TLDW: Extreme Multimodal Summarisation of News Videos

This paper can be accessed form here.

This paper mainly focus on Extreme Multimodal summarisation (XMSMO) task which is summarizing a video and a paragraph into one picture and one sentence. I’m going briefly introduce the content and my understanding of this paper.

Model Structure

The model is consist of three parts: Encoder, Fusion and Decoder.

Encoder

Encoder is used to convert inputs to vectors (can be viewed as feature extraction). It consist of two parts including visual encoder and text encoder since the model will receive two kinds of inputs (video and text).

Visual Encoder

In order to get hierarchical information, frames, scenes and videos’ feature should be calculate. CLIP model is used to do multimodal embedding. Firstly, it is used to convert each frame to pre-trained feature $x^{frame}_i$ . Then a pooling method is used to get scene representation. A scene is a group of frames which have similar semantic. Finally, generalize pooling operator (GPO) is used to summarise scenes’ information to get the video feature.

Text Encoder

Similar to visual encoder, text encoder is used to calculate hierarchical information for words, sentences and documents. It also use CLIP model to get words’ representation. Then, a pooling method is used to summarise words’ information to calculate representations for sentences. Finally, GPO is used to get document’s representation by summarizing sentences’ features.

Fusion

Graph-based attention is used to fuse information from different modals. The whole fusion process can be divided into two steps. The first is local fusion and the second is global fusion.

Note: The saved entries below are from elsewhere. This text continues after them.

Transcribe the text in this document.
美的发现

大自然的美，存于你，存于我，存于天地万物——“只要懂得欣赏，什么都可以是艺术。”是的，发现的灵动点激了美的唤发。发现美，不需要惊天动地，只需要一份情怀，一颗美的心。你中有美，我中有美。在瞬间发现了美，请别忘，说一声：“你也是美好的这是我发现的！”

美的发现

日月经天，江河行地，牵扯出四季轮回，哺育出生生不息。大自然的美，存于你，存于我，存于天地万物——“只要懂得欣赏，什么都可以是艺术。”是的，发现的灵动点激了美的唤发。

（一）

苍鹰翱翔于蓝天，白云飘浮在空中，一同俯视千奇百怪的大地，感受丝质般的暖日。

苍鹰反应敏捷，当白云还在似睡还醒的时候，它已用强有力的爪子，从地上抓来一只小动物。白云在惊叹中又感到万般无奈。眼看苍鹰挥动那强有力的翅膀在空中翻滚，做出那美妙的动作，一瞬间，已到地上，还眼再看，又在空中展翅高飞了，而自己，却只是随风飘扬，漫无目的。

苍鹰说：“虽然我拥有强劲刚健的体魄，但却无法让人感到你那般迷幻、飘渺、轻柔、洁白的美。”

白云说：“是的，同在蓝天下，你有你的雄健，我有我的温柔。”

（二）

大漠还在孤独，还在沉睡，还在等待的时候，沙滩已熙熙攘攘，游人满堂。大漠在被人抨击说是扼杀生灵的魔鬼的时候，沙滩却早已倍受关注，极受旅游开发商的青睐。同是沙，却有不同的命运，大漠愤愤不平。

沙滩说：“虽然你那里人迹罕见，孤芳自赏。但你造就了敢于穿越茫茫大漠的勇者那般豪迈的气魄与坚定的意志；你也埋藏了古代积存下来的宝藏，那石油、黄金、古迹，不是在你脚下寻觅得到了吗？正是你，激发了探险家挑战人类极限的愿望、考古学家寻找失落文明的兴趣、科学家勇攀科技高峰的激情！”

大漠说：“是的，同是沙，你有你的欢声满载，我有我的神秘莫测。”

In local fusion, scene A’s fusion features are calculated by combining A’s features with all sentences’ features, through the graph-based attention. Then an average pooling is applied to summarise the results. Similarly, sentence fusion features are calculated by combining each sentence feature with all scenes’ features.

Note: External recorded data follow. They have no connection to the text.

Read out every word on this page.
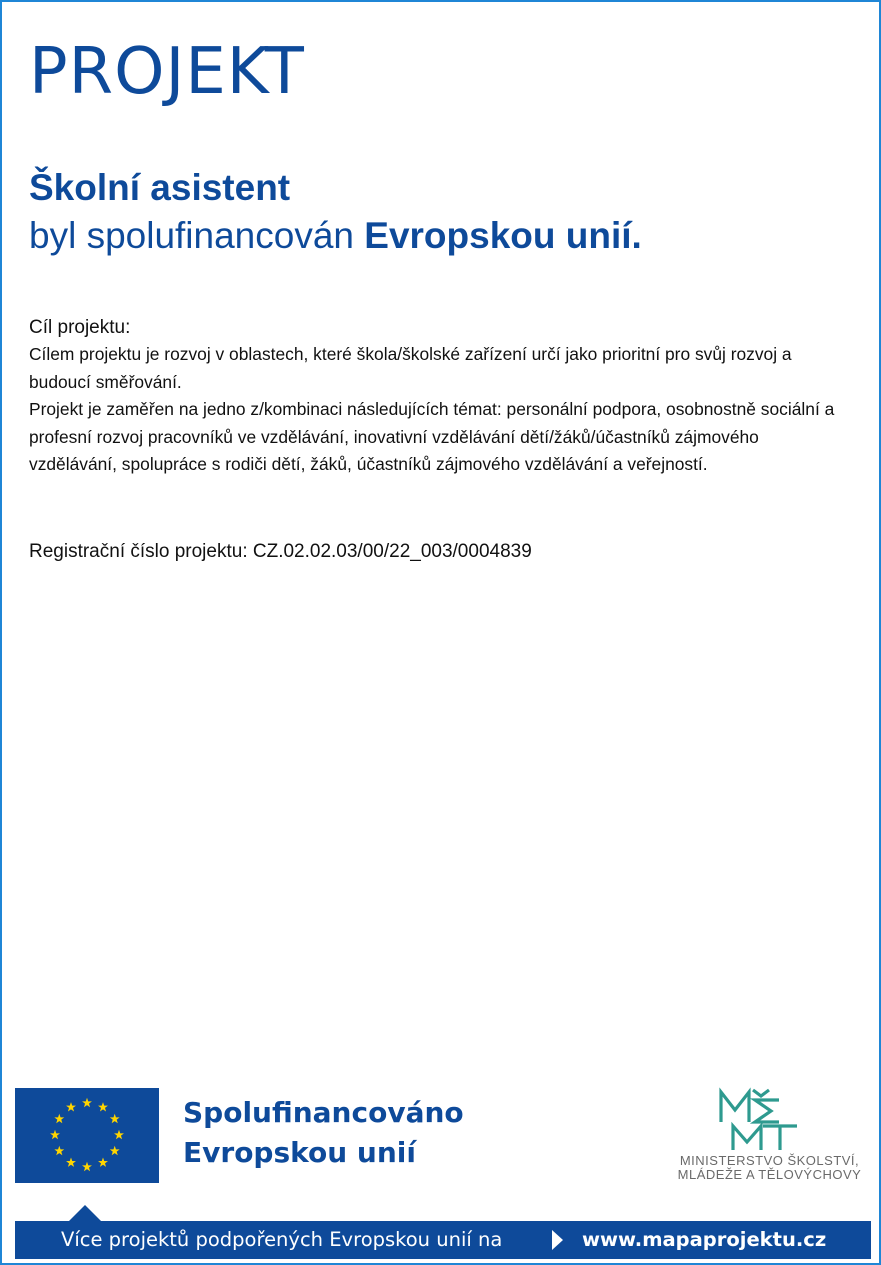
PROJEKT
Školní asistent
byl spolufinancován Evropskou unií.
Cíl projektu:

Cílem projektu je rozvoj v oblastech, které škola/školské zařízení určí jako prioritní pro svůj rozvoj a budoucí směřování.

Projekt je zaměřen na jedno z/kombinaci následujících témat: personální podpora, osobnostně sociální a profesní rozvoj pracovníků ve vzdělávání, inovativní vzdělávání dětí/žáků/účastníků zájmového vzdělávání, spolupráce s rodiči dětí, žáků, účastníků zájmového vzdělávání a veřejností.

Registrační číslo projektu: CZ.02.02.03/00/22_003/0004839
Spolufinancováno
Evropskou unií	MINISTERSTVO ŠKOLSTVÍ,
MLÁDEŽE A TĚLOVÝCHOVY
Více projektů podpořených Evropskou unií na	www.mapaprojektu.cz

In global fusion, the representation of whole input is calculated by combining video feature and document feature with same method.

Decoder

Decoder is also divided into visual decoder and textual decoder.

Visual Decoder

Visual decoder consists of three stages. Bi-GRU is used in every stages:

scene-guided frame decoding - This stage consider frame level information and scene information containing multimodal information.
video-guided frame decoding - This stage consider frame level information and video information.
cross-modality-guided frame decoding - This stage consider frame and video level information and global multimdal information.

Finally, one frame with highest score is picked.

Textual Decoder

Textual decoder also consists of three stages.

sentenced-guided word decoding - This stage consider word level information and sentence information containing multimodal information.
document-guided word decoding - This stage consider word level information and document information.
cross-modality-guided word decoding - This stage consider document and word level information and global multimodal information.

Finally, k words with highest score are picked.

Coverage Calculation

This paper considers four kinds of coverages which can also be regarded as loss calculation methods. They are list below.

Document Coverage - Compute the Wasserstein distance between document and the selected sentence.
Video Coverage - Compute the Wasserstein distance between selected cover frame and the mean of video frames.
Textual Fluency - Using pre-trained model evaluate the fluency of the textual summary.
Cross-modal Consistency - Measuring the cos distance between cover frame and summary sentence.

Finally, four coverages are summed to get a final coverage.